Wall charts of the checklist (Fig. 1) were placed in each OR. The WHO checklists include a “sign-in,” a “time-out,” and a “sign-out.” The sign-in checklist—including the signing of the surgical site by the surgeon—must be completed prior to entering the OR.
The time-out checklist is done after prepping and draping but before the initiation of surgery. The introduction of team members is critical to establishing the interdependent, cooperative environment in the OR and to breaking down hierarchal barriers to effective communication. Other aspects of the time-out include confirmation of prophylactic antibiotics, specific planning for the procedure, review of imaging, and comment on specific medical or surgical issues pertaining to each patient. The sign-out confirms that the surgical procedure planned was done properly and summarizes critical aspects of postoperative management.
AAOS Now: How have the checklists been received by surgeons, residents, and OR staff?
Dr. Kasser: Compliance with the “sign-in” checklist process in our operating environment is 100 percent. The “time-out” at the beginning of the case has become part of the fabric of the OR and has been accepted by all members of the surgical team, such that no one would think of proceeding with a case without a formal time-out. It is critical that the time-out follow the checklist rather than simply pause so an individual can confirm the surgery to be performed. Within the first 6 months, we attained a time-out compliance rate of 95 percent to 98 percent for all services. Today, our time-out compliance is 99 percent.
It was much more difficult to achieve compliance with the sign-out. Depending on the service, the compliance rate was just 50 percent to 78 percent. Although the reason for failure to comply with sign-out was not clear, I believe it related to the absence of a clear point when all participants must focus their attention on the checklist. This, however, has recently changed.
AAOS Now: Over time, have you had to make modifications in your checklist or protocol?

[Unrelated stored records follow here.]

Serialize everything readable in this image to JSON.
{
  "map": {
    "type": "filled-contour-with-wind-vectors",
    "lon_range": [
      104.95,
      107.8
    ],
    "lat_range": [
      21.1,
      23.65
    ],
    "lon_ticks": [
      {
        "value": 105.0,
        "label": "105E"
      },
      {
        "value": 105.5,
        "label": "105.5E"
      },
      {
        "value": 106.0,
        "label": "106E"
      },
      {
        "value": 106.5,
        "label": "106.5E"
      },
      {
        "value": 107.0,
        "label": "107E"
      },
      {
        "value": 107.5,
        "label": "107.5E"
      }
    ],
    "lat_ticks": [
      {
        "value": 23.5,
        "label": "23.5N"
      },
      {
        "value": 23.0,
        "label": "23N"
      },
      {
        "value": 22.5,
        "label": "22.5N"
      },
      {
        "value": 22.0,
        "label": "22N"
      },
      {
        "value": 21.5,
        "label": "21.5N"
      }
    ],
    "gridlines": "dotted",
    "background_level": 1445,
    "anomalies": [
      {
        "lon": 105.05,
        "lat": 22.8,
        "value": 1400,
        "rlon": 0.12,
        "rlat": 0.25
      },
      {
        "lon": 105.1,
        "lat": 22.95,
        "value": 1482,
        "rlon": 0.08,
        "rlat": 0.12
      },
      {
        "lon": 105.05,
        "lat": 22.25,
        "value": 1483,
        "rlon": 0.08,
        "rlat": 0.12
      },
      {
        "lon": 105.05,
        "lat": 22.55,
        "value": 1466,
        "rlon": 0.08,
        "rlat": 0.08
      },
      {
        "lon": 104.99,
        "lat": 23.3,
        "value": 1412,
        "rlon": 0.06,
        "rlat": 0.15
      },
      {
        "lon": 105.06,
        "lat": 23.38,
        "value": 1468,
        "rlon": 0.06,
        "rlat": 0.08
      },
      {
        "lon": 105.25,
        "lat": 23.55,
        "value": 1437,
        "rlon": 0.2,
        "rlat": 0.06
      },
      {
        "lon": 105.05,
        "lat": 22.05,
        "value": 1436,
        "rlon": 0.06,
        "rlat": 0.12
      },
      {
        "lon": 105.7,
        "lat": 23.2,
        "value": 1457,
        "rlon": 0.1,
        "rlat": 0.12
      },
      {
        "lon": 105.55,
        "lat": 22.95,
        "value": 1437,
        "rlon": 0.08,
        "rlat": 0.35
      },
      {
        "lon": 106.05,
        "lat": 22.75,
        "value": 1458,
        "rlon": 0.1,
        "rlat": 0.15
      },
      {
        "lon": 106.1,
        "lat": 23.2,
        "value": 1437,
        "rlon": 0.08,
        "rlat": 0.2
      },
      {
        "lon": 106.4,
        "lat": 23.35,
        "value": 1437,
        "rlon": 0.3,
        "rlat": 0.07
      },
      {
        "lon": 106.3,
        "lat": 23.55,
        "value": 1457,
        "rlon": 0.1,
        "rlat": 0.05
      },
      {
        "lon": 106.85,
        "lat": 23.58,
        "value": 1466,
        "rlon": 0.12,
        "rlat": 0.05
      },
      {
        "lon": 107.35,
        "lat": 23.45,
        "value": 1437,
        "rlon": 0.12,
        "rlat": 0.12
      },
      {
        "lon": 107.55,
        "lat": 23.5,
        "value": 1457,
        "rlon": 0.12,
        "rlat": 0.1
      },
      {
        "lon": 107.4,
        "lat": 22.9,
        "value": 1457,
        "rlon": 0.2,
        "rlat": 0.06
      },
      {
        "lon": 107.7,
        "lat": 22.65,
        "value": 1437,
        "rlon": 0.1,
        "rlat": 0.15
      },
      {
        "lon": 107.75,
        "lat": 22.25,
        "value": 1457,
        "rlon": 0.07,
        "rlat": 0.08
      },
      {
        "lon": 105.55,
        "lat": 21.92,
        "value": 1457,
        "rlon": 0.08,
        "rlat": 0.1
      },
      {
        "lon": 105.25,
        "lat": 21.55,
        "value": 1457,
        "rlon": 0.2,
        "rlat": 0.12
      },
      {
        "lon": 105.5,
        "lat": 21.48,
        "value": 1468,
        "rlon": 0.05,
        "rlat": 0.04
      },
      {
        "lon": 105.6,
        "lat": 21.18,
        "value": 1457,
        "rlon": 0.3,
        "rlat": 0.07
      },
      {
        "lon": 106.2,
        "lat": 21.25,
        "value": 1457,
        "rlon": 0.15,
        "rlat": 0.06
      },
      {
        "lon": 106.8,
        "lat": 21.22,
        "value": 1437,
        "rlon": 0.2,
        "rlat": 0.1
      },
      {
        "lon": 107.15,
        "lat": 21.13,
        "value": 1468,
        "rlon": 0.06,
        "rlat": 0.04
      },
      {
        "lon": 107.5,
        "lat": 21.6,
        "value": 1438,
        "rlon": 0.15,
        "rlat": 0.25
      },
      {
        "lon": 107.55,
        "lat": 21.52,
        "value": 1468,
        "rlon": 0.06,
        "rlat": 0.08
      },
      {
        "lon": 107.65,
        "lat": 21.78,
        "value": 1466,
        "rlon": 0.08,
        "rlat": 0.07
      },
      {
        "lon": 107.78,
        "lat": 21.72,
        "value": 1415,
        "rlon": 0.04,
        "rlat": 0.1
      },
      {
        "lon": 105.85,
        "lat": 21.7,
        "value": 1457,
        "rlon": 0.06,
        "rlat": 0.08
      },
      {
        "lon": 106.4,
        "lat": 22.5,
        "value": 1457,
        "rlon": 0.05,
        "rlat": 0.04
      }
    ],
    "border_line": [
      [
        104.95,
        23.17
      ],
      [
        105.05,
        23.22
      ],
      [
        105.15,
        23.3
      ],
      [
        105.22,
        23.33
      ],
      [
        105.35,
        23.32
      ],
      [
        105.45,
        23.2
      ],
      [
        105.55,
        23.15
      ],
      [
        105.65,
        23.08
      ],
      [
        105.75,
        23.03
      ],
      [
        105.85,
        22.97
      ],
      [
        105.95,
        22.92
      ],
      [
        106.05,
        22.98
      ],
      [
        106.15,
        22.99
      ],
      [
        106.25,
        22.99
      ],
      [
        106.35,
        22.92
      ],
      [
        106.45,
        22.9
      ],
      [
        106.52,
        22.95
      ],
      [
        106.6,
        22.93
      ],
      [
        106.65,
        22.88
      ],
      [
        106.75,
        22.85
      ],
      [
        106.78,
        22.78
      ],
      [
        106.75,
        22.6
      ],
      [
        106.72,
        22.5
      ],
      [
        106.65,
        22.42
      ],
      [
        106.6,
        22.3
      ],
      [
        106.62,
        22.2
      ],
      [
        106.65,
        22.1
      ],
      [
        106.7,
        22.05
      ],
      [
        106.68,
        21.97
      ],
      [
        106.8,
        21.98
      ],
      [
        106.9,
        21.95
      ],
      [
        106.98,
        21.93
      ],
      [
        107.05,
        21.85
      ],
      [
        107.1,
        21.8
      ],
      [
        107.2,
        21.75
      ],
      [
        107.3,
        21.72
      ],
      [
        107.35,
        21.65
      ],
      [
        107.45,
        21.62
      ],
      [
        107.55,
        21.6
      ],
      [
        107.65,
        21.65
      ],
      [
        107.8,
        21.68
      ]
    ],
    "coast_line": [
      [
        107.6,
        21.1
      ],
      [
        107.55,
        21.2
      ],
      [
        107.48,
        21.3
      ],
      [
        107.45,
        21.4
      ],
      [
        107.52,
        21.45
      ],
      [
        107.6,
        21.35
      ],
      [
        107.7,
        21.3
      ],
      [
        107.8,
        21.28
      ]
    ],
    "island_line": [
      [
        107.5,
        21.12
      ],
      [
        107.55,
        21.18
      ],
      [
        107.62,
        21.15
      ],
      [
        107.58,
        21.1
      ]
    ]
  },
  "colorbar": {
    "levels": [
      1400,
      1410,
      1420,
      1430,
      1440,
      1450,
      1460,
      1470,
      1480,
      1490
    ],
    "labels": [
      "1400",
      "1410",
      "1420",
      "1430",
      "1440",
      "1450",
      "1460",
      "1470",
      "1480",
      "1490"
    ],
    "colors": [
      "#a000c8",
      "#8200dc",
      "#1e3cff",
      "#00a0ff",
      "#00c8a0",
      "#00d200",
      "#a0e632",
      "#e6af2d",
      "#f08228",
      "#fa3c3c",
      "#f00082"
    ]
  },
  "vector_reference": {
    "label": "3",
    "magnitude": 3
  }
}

Dr. Kasser: Six months ago, following a thoracic surgery, a retained sponge was found on a routine postoperative chest X-ray. Although this should never happen, such events actually occur in the United States at a rate of one for every 1,000 to 10,000 surgeries. We viewed a retained foreign object as a “never event” and sharpened our processes to eliminate this error. We added the “closing time- out” to the surgical checklist and set a goal of 100 percent compliance with the closing time-out and the sign-out.
As we reviewed the behavior that led to the error we noted that the OR team was not focusing attention on the patient at the time of closing, ensuring that all sponges and equipment were accounted for. Through this checklist modification, we mandated that the surgeon explores the wound, the nurses count the sponges accurately with surgical team involvement, and anesthesia personnel participate in the process. Our most recent audit found that compliance with the closing time-out and sign-out now is at 99 percent.
AAOS Now: Is using checklists the right thing to do?
Dr. Kasser: I believe that the incorporation of the WHO checklist in its slightly modified state at Children’s Hospital Boston has resulted in a safer environment with improved teamwork. It focuses the team at specific points through a routine sequence of questions that document specific but critical facts necessary for surgical success. The introduction of a checklist into the OR environment can be accomplished with the commitment of OR management, surgeons, anesthesiologists, and nursing staff. A few moments spent checking facts and establishing an environment of teamwork yields significant benefits in any OR.
John M. Purvis, MD, sits on the AAOS Now editorial board.